Si Wang-mu no dijo lo que albergaba en su corazón: que el propio Maestro Han era uno de esos héroes.
—Estoy estudiando todas las posibilidades —dijo Jane—. Pero todo se reduce a una imposibilidad, o eso ha creído la humanidad durante más de tres mil años. Si pudiéramos construir una nave que viajara más rápido que la luz, que viajara tan rápidamente como los mensajes del ansible que se transmiten de mundo en mundo, entonces aunque la reina colmena pudiera construir sólo una docena de naves, podrían enviar fácilmente a todos los habitantes de Lusitania a otros planetas antes de que llegara la flota.
—Si lograras construir esa nave, podrías crear una flota propia para atacar a la Flota Lusitania y destruirla antes de que causara ningún daño —sugirió Han Fei-tzu.
—Ah, pero eso es imposible.
—¿Puedes concebir el viaje más rápido que la luz y sin embargo no puedes imaginar la destrucción de la Flota Lusitania?
—Oh, puedo imaginarlo —dijo Jane—. Pero la reina colmena no construiría una nave semejante. Le ha dicho a Andrew, mi amigo, el Portavoz de los Muertos…
—El hermano de Valentine —susurró Wang-mu—. ¿También vive?
—La reina colmena le ha dicho que nunca construirá un arma por ningún motivo.
—¿Ni siquiera para salvar a su propia especie?
—Tendrá la nave que necesita para salir del planeta, y los otros recibirán también suficientes naves para salvar a su especie. Se contenta con eso. No hay ninguna necesidad de matar a nadie.
—¡Pero si el Congreso se sale con la suya, morirán millones!
—Entonces será su responsabilidad. Al menos eso es lo que Andrew me dice que la reina le responde cada vez que llega a ese punto.
—¿Qué clase de razonamiento moral es ése?
—Olvidas que ella ha descubierto hace poco la existencia de otra forma de vida inteligente, y que estuvo peligrosamente cerca de destruirla. Y luego esa vida inteligente casi la destruyó a ella. Pero fue el hecho de que estuviera a punto de cometer el crimen de xenocidio lo que surtió más efecto sobre su razonamiento moral. No puede impedir a otras especies que hagan una cosa semejante, pero ella puede asegurarse de no hacerlo. Sólo matará cuando ésa sea la única esperanza que tenga para salvar la existencia de su especie. Y como ya tiene otra esperanza, no construirá una nave de guerra.

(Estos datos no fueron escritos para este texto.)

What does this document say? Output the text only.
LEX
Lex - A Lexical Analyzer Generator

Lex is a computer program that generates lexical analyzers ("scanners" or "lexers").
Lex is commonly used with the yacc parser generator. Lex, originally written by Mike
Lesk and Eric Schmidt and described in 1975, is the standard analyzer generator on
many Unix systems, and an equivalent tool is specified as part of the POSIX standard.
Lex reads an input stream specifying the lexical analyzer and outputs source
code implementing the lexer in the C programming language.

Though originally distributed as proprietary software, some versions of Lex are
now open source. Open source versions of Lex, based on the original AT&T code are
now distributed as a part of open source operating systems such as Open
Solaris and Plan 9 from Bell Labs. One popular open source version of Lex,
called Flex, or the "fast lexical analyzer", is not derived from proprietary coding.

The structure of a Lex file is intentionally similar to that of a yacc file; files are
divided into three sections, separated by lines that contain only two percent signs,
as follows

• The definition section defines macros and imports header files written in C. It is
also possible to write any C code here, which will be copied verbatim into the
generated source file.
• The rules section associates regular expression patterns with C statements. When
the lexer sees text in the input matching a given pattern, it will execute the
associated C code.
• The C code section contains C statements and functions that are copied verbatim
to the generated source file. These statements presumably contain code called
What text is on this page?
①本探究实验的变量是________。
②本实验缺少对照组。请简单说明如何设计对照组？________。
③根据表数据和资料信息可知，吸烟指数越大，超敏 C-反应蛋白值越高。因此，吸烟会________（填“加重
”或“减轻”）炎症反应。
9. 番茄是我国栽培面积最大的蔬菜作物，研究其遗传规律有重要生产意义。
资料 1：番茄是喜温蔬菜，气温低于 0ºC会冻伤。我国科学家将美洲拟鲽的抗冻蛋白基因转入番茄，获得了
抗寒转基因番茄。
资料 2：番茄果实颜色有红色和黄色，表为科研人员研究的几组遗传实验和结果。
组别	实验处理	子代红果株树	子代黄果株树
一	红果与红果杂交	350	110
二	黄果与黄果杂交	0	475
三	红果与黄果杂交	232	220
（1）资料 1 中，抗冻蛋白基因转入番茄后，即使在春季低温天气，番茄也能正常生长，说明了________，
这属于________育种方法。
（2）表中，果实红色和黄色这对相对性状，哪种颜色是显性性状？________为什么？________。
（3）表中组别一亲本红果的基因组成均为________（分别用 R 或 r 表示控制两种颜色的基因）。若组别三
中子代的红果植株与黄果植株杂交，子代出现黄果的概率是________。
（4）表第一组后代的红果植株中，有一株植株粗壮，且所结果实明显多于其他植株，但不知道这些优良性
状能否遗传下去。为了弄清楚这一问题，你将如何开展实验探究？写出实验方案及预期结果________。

—Viajar más rápido que la luz —dijo el Maestro Han—. ¿Es ésa tu única esperanza?
—La única que considero con un mínimo de posibilidad. Al menos sabemos que algo en el universo se mueve más rápido que la luz: la información se pasa de un ansible a otro por el rayo filótico sin que se detecte el paso del tiempo. Un joven físico de Lusitania, que está en la cárcel en estos momentos, se pasa los días y las noches trabajando en este problema. Ejecuto para él todos los cálculos y simulaciones. En este mismo instante está probando una hipótesis sobre la naturaleza de los filotes usando un modelo tan complejo que para ejecutar el programa estoy robando tiempo de los ordenadores de casi un millar de universidades diferentes. Existe una esperanza.